I woke up this morning not feeling as depressed or as anxious as I was last night. My mom can do this to me everytime. I sent her one email yesterday and just told her that I have the right to make the decisions for my life and she has the right to not like them. but they are my decisions to make. I got two more heated emails back from her and decided not to even respond to them. She has a right to feel the way she does but I don't have to keep the arguements going. So I am letting it go. In the last email she pretty much disowned me. I have decided that she just isn't healthy for my mental health. I am going to initiate no contact with her for awhile.
My moods still are not stable but at lest I aint in the shape I was in yesterday.
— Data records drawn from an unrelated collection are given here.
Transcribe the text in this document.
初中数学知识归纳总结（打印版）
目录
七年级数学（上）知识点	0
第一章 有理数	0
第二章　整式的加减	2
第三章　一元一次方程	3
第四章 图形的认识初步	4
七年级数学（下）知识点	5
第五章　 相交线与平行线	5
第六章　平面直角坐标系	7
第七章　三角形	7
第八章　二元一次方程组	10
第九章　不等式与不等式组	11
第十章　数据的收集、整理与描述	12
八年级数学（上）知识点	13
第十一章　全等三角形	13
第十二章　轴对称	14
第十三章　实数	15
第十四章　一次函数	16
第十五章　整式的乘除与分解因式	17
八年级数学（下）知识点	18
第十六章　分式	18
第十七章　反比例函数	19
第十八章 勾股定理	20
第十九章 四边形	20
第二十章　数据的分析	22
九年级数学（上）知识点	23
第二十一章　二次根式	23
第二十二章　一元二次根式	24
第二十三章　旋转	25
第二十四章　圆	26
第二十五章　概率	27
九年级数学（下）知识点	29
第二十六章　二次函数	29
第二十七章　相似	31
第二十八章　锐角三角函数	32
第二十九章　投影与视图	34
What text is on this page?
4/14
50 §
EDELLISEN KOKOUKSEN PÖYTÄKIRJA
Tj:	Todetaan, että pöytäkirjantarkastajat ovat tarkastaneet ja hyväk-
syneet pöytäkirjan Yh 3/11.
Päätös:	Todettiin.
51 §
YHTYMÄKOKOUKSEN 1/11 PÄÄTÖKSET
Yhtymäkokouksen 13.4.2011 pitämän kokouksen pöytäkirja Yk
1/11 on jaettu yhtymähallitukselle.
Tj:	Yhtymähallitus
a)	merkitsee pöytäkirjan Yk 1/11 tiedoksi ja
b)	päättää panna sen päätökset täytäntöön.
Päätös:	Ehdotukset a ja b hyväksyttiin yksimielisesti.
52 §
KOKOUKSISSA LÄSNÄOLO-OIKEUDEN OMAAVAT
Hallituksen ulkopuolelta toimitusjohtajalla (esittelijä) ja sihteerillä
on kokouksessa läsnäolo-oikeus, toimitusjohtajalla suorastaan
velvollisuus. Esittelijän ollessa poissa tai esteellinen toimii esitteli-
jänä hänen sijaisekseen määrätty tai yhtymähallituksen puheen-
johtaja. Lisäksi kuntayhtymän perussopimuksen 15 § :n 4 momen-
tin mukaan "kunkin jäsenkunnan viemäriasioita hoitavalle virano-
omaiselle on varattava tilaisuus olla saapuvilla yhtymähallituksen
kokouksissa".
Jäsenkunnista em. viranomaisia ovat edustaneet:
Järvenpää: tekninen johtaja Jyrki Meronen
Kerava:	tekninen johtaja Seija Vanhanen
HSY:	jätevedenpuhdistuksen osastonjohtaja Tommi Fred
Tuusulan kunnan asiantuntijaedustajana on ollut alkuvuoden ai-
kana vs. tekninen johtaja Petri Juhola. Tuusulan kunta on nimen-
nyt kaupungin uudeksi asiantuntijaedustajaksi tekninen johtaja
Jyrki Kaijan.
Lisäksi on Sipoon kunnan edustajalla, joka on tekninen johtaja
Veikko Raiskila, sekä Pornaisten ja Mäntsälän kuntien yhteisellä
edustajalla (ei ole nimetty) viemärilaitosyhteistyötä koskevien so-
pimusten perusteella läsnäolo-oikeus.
Thank you so much for being there. I refered back to your post last night and it did help me get through the worst of it. When I started imagining things that were not there I tried some relaxation and breathing exercises to get me through it. It helped greatly. My episodes are mixed episodes. They always have been. I had one heck of a headache from bouncing through my moods. I would go from manic to depressed at the drop of a hat. I felt like I was losing my mind and I have been doing this for three days now.
Anyhow, she aint coming to my house. She is driving herself down and getting a room in Santa Fe. She says she don't feel welcome in my home anymore. Maybe it is better this way. I love her dearly but can't keep doing this with her. I will research the detaching with love today and find everything I can find on it. Thank you for being here and for all your great advice. I know my episode aint over but it aint like it was last night but then I usually do fine during the day then get out of control once I am alone at night.
hugz
melissa

 
At 7:56 AM, Blogger Michele said...

Melissa!
I am so proud of you! You did everything right! Keep going on from here, and you'll do great! Oh, you did so well, especially cutting off contact with your mom. Unfortunately, some people are what we call "toxic" people to us. Even the people closest to us. Anyone/thing that trips our BP is bad for us, and we have to avoid it. You go, girl! :)
Michele

 
At 8:03 AM, Blogger Melissa said...

Thank you so much Michele. That means alot to me. To hear you tell me I did good was just what I needed.

 
At 8:16 AM, Blogger Melissa said...

I just wanted to extend my warm welcome to Michelle and Princess. Sorry it took me so long to welcome you two to our lilttle family. I am looking forward to getting to know you both.